Покинув чердак, я становлюсь обладателем собранного стада. Некрасивы мои животные: пыльно-горохового цвета, плоские, как настоящие клопы, с неуклюжими длинными ногами,— нет, они не внушают любви. Голова такая маленькая, что на ней только и есть место для пары глаз, имеющих форму сетчатых колпачков, сильная выпуклость которых кажется признаком хорошего ночного зрения. Эта головка сидит на смешной шее, как будто перетянутой шнурочком. Переднеспинка черная, как стеклярус, с блестящими бугорками (рис. 242).
Посмотрим снизу. Клюв—чудовищный. Основание его занимает все пространство лица, оставшееся свободным от глаз. Это не обыкновенный хоботок, какой бывает у насекомых, сосущих соки растений; это—грубое изогнутое орудие, имеющее форму согнутого указательного пальца. Что может делать насекомое таким диким орудием? Во время питания я вижу, как оттуда выходит черненькая нить, тонкая, как волосок. Это—тонкое колющее орудие, остальная часть которого есть его чехол и толстая ручка. Грубость орудия указывает на то, что редувий—охотник.

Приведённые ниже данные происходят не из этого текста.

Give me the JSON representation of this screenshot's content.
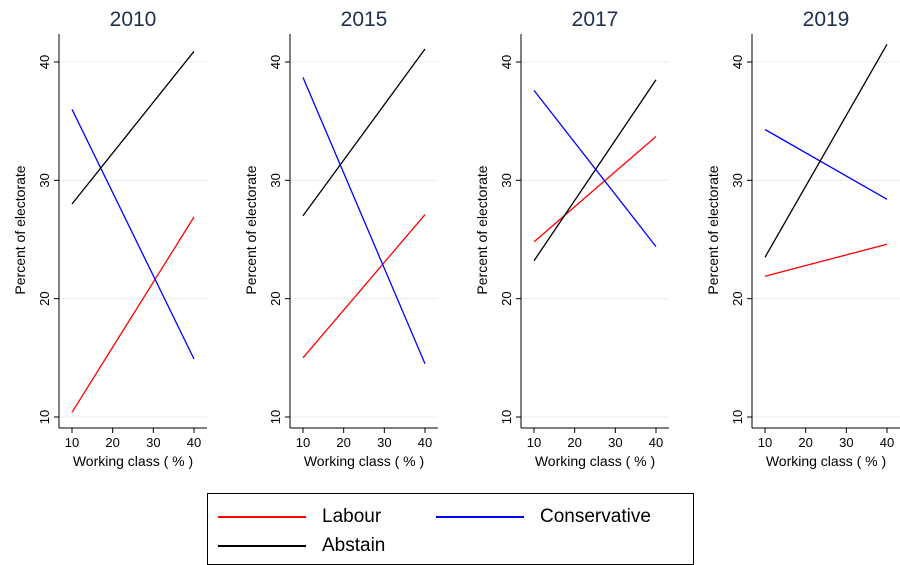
{
  "chart_data": [
    {
      "type": "line",
      "title": "2010",
      "xlabel": "Working class ( % )",
      "ylabel": "Percent of electorate",
      "xlim": [
        10,
        40
      ],
      "ylim": [
        10,
        40
      ],
      "xticks": [
        10,
        20,
        30,
        40
      ],
      "yticks": [
        10,
        20,
        30,
        40
      ],
      "grid": true,
      "series": [
        {
          "name": "Labour",
          "color": "#ff0000",
          "x": [
            10,
            40
          ],
          "y": [
            10.4,
            26.9
          ]
        },
        {
          "name": "Conservative",
          "color": "#0000ff",
          "x": [
            10,
            40
          ],
          "y": [
            36.0,
            14.9
          ]
        },
        {
          "name": "Abstain",
          "color": "#000000",
          "x": [
            10,
            40
          ],
          "y": [
            28.0,
            40.9
          ]
        }
      ]
    },
    {
      "type": "line",
      "title": "2015",
      "xlabel": "Working class ( % )",
      "ylabel": "Percent of electorate",
      "xlim": [
        10,
        40
      ],
      "ylim": [
        10,
        40
      ],
      "xticks": [
        10,
        20,
        30,
        40
      ],
      "yticks": [
        10,
        20,
        30,
        40
      ],
      "grid": true,
      "series": [
        {
          "name": "Labour",
          "color": "#ff0000",
          "x": [
            10,
            40
          ],
          "y": [
            15.0,
            27.1
          ]
        },
        {
          "name": "Conservative",
          "color": "#0000ff",
          "x": [
            10,
            40
          ],
          "y": [
            38.7,
            14.5
          ]
        },
        {
          "name": "Abstain",
          "color": "#000000",
          "x": [
            10,
            40
          ],
          "y": [
            27.0,
            41.1
          ]
        }
      ]
    },
    {
      "type": "line",
      "title": "2017",
      "xlabel": "Working class ( % )",
      "ylabel": "Percent of electorate",
      "xlim": [
        10,
        40
      ],
      "ylim": [
        10,
        40
      ],
      "xticks": [
        10,
        20,
        30,
        40
      ],
      "yticks": [
        10,
        20,
        30,
        40
      ],
      "grid": true,
      "series": [
        {
          "name": "Labour",
          "color": "#ff0000",
          "x": [
            10,
            40
          ],
          "y": [
            24.8,
            33.7
          ]
        },
        {
          "name": "Conservative",
          "color": "#0000ff",
          "x": [
            10,
            40
          ],
          "y": [
            37.6,
            24.4
          ]
        },
        {
          "name": "Abstain",
          "color": "#000000",
          "x": [
            10,
            40
          ],
          "y": [
            23.2,
            38.5
          ]
        }
      ]
    },
    {
      "type": "line",
      "title": "2019",
      "xlabel": "Working class ( % )",
      "ylabel": "Percent of electorate",
      "xlim": [
        10,
        40
      ],
      "ylim": [
        10,
        40
      ],
      "xticks": [
        10,
        20,
        30,
        40
      ],
      "yticks": [
        10,
        20,
        30,
        40
      ],
      "grid": true,
      "series": [
        {
          "name": "Labour",
          "color": "#ff0000",
          "x": [
            10,
            40
          ],
          "y": [
            21.9,
            24.6
          ]
        },
        {
          "name": "Conservative",
          "color": "#0000ff",
          "x": [
            10,
            40
          ],
          "y": [
            34.3,
            28.4
          ]
        },
        {
          "name": "Abstain",
          "color": "#000000",
          "x": [
            10,
            40
          ],
          "y": [
            23.5,
            41.5
          ]
        }
      ]
    }
  ],
  "legend": {
    "items": [
      {
        "label": "Labour",
        "color": "#ff0000"
      },
      {
        "label": "Conservative",
        "color": "#0000ff"
      },
      {
        "label": "Abstain",
        "color": "#000000"
      }
    ]
  }
}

Чего же от него ждать? Каких подвигов? Ударов кинжалом, убийств?—все это так часто встречается, что не имеет интереса. Но надо отвести большое место неожиданному. Иногда интересное остается неизвестным и появляется вдруг там, где не ожидал. Может быть, и в жизни редувия сушествуют явления, достойные истории. Попробуем воспитать его. Какая добыча нужна ему? В этом в данное мгновение заключается главный вопрос его воспитания. К счастью, мне как-то случилось увидеть этого клопа в схватке с самой маленькой из наших бронзовок, так удачно названной траурной за то, что покрыта беленькими точечками на черном фоне (Cetonia stictica L.). Это беглое наблюдение поставило меня на верный путь. Я помещаю мое стадо в широкий стеклянный сосуд с слоем песка на дне и в пищу кладу выше названную бронзовку, которая часто попадается весной на цветах моего сада, но которую редко найдешь в это время года. Жертва принята очень охотно. На другой день я нахожу ее мертвой. Один из редувиев высасывает труп, всадив хобот в сочленение шеи.

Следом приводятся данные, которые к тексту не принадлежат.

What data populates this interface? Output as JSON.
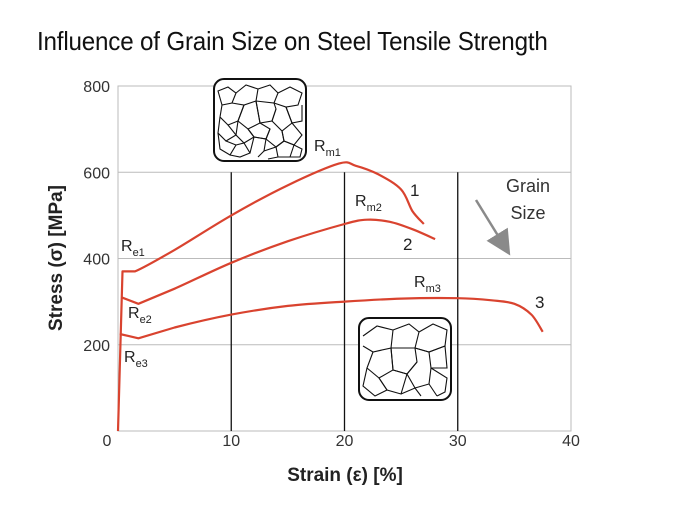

Так как бронзовок не хватает, то я беру всякую дичь, по величине подходящую к моим питомцам, и всякая дичь оказывается годной, хотя я беру ее из разных пород. Самой обыкновенной пищей являются кобылки, так как мне легче всего их доставать; кобылки эти средней величины, хотя иногда они крупнее клопа. Часто также (потому что легко поймать) я даю им лесного черноусого клопа (Pentatoma nigricorne). В общем, кормление моих животных не доставляет мне особенных хлопот: им все хорошо, лишь бы размеры дичи не превышали их сил.
Мне очень хотелось видеть, как они нападают. Но я не мог этого добиться. Как меня об этом предупреждали большие, выпуклые глаза редувия, охота совершается ночью, в темноте. Как бы рано я ни пришел, я всегда нахожу дичь высосанной и совершенно неподвижной. Хищник, потребляя свою добычу, остается на ней часть утра. Потом, когда клоп проколет жертву в разных местах и увидит, что сока в ней больше нет, он покидает ее. Наевшись, клопы собираются в кучу и целый день сидят совершенно неподвижно на дне сосуда, на песке.
На следующую ночь, если я кладу новую добычу, охота возобновляется. Когда добычей бывает насекомое, не покрытое твердым покровом, например кобылка, то мне случается заметить у нее пульсацию желудка. Следовательно, смерть наступает не внезапно, но во всяком случае добыча должна быть очень быстро приведена в невозможность сопротивляться.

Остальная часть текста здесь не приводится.